Sua esposa não gostava mais dele, e queria vender a casa, para poder ir embora com o seu outro parceiro, mas, como ele não podia trabalhar mais e a justiça deu direitos iguais, o Sr. Dionízio estipulou um valor na casa, assim, quando eles fizessem negócio , ele poderia comprar uma casinha pequena para morar sozinho.
Então, como eu estava dizendo, eu e minha esposa ficamos horas e horas conversando, e voltamos a lembrar que a mulher que morava antes na casa do Dionízio deu muito trabalho para ele também, ela o agrediu várias vezes e o coitado ia falar com a sua ex-mulher, que a inquilina estava criando problemas, e ela nem se quer dava ouvidos para ele. Até que um dia a mulher agrediu o Dionízio na rua e bateu nele e quebrou os seus óculos. Então todos lá na rua ficaram revoltados, e um de cada vez ligava para a ex-mulher do Dionízio e fazia uma reclamação até ela dar um jeito, porque aquilo já havia ultrapassado os limites. O Dionízio estava sofrendo demais com aquela mulher, aí então ela foi embora.

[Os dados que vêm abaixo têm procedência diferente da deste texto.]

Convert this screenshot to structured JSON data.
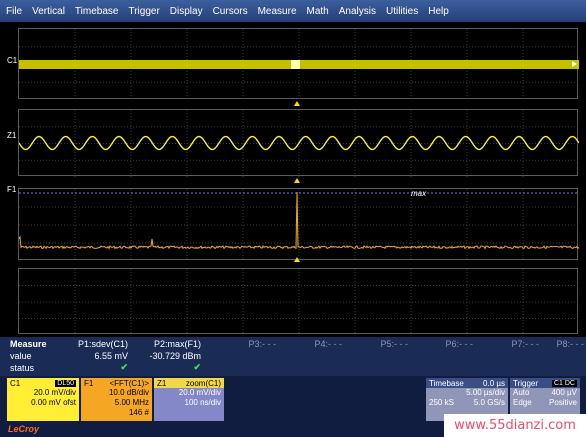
{
  "menu": [
    "File",
    "Vertical",
    "Timebase",
    "Trigger",
    "Display",
    "Cursors",
    "Measure",
    "Math",
    "Analysis",
    "Utilities",
    "Help"
  ],
  "traces": {
    "c1": {
      "label": "C1",
      "color": "#e8e000"
    },
    "z1": {
      "label": "Z1",
      "color": "#ffee33"
    },
    "f1": {
      "label": "F1",
      "color": "#f5a623"
    }
  },
  "f1_annotation": "max",
  "measure": {
    "title": "Measure",
    "row_value": "value",
    "row_status": "status",
    "params": [
      {
        "header": "P1:sdev(C1)",
        "value": "6.55 mV",
        "status": "✔",
        "active": true
      },
      {
        "header": "P2:max(F1)",
        "value": "-30.729 dBm",
        "status": "✔",
        "active": true
      },
      {
        "header": "P3:- - -",
        "value": "",
        "status": "",
        "active": false
      },
      {
        "header": "P4:- - -",
        "value": "",
        "status": "",
        "active": false
      },
      {
        "header": "P5:- - -",
        "value": "",
        "status": "",
        "active": false
      },
      {
        "header": "P6:- - -",
        "value": "",
        "status": "",
        "active": false
      },
      {
        "header": "P7:- - -",
        "value": "",
        "status": "",
        "active": false
      },
      {
        "header": "P8:- - -",
        "value": "",
        "status": "",
        "active": false
      }
    ]
  },
  "channel_c1": {
    "label": "C1",
    "tag": "DL50",
    "line1": "20.0 mV/div",
    "line2": "0.00 mV ofst"
  },
  "channel_f1": {
    "label": "F1",
    "func": "<FFT(C1)>",
    "line1": "10.0 dB/div",
    "line2": "5.00 MHz",
    "line3": "146 #"
  },
  "channel_z1": {
    "label": "Z1",
    "func": "zoom(C1)",
    "line1": "20.0 mV/div",
    "line2": "100 ns/div"
  },
  "timebase": {
    "label": "Timebase",
    "delay": "0.0 µs",
    "div": "5.00 µs/div",
    "samples": "250 kS",
    "rate": "5.0 GS/s"
  },
  "trigger": {
    "label": "Trigger",
    "tag": "C1 DC",
    "mode": "Auto",
    "level": "400 µV",
    "type": "Edge",
    "slope": "Positive"
  },
  "logo": "LeCroy",
  "watermark": "www.55dianzi.com"
}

O tempo foi passando e os novos inquilinos do Dionízio eram muito estranhos, eles ficavam o dia todo dentro da casa e a noite saíam e voltavam de madrugada, todos de porre e falando baixo, talvez era porque saíam todos os dias da semana e quando chegavam de madrugada não queriam incomodar os vizinhos, pois ali no bairro todos trabalhavam e a rua durante a semana era bem deserta.
Num final de tarde de sábado, eu estava de folga e fui lavar o carro, então eles estavam chegando e um deles nem me cumprimentou e me perguntou, aí, mano, qual é o ano desse carro?, e eu respondi, mas nem olhei para ele porque eu o achei muito folgado. Então ele disse, é um belo carro, hein?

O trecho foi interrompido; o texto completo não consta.